Cultural institution given dramatic restoration makeover
This large-scale renovation of the 2209 seat New York City Centre reinvigorates the identity of one of New York City's most venerable performing arts venues. The neo-Moorish building was originally constructed as the National Mecca Temple for the Shriners in 1923. In 1943, Mayor Fiorello LaGuardia purchased the hall to become the "people's performance space," as opposed to the more elite Carnegie Hall. The building has continued to serve this function for the past seventy years, providing a wide range of popular entertainments - dance, musical theatre, music, and drama - and filling an essential role in the cultural landscape of New York City.

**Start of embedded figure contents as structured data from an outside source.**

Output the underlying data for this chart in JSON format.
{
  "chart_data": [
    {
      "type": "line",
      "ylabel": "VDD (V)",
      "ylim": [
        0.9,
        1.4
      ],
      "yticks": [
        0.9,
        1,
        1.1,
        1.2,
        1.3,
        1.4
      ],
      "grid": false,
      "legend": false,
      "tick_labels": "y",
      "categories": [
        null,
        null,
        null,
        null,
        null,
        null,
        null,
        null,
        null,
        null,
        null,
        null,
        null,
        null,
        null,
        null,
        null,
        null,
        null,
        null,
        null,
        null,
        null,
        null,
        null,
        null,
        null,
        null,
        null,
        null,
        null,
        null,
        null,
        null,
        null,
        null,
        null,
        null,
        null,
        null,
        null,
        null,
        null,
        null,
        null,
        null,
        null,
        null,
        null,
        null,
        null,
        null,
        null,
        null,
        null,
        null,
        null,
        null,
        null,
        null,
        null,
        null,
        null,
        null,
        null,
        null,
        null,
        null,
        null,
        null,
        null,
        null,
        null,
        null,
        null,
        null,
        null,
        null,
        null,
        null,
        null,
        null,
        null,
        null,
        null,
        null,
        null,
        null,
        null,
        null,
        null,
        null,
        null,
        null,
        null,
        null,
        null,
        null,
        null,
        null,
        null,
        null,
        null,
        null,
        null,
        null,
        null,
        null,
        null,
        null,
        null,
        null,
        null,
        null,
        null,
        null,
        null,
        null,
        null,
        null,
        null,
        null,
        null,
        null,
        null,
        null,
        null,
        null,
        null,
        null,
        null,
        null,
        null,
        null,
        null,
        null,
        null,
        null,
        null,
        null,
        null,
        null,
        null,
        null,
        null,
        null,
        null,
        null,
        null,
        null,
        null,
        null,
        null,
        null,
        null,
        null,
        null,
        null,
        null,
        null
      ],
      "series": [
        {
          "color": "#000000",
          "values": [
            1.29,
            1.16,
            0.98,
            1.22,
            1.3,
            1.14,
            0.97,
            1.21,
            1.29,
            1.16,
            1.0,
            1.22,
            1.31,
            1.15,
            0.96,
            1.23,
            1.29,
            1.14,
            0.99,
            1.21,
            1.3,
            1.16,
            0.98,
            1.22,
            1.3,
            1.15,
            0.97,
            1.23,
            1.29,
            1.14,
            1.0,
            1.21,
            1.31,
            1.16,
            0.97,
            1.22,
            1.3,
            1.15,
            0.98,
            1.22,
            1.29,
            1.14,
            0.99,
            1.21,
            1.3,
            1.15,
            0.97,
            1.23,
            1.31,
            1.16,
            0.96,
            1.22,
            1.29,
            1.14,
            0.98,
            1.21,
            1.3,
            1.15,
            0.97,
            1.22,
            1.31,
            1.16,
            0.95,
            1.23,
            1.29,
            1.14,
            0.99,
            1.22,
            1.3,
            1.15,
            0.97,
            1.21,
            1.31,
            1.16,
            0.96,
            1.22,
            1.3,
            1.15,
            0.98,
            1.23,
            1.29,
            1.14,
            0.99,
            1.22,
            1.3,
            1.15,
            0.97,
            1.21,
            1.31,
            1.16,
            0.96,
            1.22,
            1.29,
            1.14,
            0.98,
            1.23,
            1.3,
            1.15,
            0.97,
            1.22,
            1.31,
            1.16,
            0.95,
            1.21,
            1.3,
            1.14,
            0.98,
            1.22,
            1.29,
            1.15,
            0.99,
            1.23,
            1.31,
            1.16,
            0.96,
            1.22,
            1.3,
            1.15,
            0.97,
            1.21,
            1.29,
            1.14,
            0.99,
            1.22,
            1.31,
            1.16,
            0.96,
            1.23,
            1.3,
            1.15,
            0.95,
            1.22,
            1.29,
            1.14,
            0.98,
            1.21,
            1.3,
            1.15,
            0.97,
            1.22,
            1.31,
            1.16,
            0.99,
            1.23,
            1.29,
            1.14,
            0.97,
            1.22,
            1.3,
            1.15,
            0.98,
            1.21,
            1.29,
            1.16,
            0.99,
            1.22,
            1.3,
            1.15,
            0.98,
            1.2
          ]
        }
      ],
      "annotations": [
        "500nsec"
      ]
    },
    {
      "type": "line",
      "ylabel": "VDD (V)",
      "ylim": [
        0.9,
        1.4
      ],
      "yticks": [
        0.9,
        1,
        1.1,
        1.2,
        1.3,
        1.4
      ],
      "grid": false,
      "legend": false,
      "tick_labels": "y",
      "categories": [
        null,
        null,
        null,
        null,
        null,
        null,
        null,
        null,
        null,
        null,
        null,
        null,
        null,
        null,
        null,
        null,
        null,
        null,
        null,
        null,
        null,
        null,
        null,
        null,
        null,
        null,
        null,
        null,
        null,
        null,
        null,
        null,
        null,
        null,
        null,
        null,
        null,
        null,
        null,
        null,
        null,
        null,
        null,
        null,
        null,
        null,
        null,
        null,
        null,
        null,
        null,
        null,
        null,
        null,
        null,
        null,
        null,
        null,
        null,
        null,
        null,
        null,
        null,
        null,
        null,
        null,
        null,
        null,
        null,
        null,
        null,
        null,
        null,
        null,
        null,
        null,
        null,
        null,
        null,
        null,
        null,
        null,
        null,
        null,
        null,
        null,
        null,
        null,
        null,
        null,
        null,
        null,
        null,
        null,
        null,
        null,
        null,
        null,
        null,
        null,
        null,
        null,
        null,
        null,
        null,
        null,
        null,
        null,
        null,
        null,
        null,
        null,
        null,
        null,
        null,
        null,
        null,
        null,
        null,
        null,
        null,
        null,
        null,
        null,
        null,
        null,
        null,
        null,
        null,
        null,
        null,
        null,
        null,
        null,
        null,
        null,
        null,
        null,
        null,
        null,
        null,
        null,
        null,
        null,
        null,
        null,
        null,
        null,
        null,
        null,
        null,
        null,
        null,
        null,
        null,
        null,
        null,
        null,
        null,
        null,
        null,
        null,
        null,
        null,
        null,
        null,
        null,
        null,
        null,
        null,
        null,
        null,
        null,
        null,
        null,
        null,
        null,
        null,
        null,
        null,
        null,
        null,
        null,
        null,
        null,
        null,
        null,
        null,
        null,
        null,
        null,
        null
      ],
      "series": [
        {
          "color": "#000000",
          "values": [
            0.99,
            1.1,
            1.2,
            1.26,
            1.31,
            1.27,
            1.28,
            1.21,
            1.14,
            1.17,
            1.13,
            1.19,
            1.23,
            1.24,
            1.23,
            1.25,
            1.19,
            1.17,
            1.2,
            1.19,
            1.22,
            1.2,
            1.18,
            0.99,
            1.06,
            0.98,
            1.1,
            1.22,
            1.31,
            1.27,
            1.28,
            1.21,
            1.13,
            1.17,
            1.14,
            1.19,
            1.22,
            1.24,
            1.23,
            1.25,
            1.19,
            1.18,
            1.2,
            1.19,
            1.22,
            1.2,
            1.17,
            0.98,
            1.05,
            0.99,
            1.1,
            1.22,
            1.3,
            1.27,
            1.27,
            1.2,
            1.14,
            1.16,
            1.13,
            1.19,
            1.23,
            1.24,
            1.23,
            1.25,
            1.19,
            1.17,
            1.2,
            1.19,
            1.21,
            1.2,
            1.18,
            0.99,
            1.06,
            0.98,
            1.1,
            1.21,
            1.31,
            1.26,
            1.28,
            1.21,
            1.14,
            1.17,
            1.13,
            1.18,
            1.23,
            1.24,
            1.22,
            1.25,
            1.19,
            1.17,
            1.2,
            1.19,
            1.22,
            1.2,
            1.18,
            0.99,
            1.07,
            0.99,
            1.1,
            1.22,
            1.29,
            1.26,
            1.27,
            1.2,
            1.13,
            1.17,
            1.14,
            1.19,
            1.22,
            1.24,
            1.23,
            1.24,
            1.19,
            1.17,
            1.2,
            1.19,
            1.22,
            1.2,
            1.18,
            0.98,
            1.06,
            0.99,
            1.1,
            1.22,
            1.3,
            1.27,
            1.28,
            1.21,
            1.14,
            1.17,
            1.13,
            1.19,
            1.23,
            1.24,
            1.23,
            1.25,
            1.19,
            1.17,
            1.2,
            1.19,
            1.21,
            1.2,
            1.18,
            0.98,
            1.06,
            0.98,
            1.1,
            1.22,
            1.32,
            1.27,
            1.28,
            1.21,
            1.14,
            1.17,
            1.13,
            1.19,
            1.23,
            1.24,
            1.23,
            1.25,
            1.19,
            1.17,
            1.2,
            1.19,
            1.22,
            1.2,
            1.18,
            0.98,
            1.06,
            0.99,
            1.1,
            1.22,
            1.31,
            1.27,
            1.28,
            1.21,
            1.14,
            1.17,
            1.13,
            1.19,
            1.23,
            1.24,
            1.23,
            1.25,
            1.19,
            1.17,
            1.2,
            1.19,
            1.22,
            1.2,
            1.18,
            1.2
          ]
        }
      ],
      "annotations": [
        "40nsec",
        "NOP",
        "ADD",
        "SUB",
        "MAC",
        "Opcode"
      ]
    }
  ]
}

Ennead's design preserves the essential character of this beloved New York City institution, albeit beautifully restored and dramatically enhanced with modern patron amenities. The design resolves a number of functional shortcomings while retaining the distinctive appeal of the original building. A new marquee on the exterior with additional exterior lighting and signage announces the theatre's presence more visibly on the street and defines the building dramatically within its urban context.
On the interior, the original box office lobby and mezzanine lobby have been faithfully restored, and several dramatic new spaces have been introduced. In addition to the careful restoration of many of the spaces, the new design insertions have been based on a careful study of the underlying geometric motifs of Islamic architecture, reinterpreted to be complementary but not imitative of the existing fabric. The goal has been to create a vibrant new venue, with all of the conveniences and amenities that contemporary patrons expect, but one that is still "City Centre," beloved by generations of New York City theatre goers.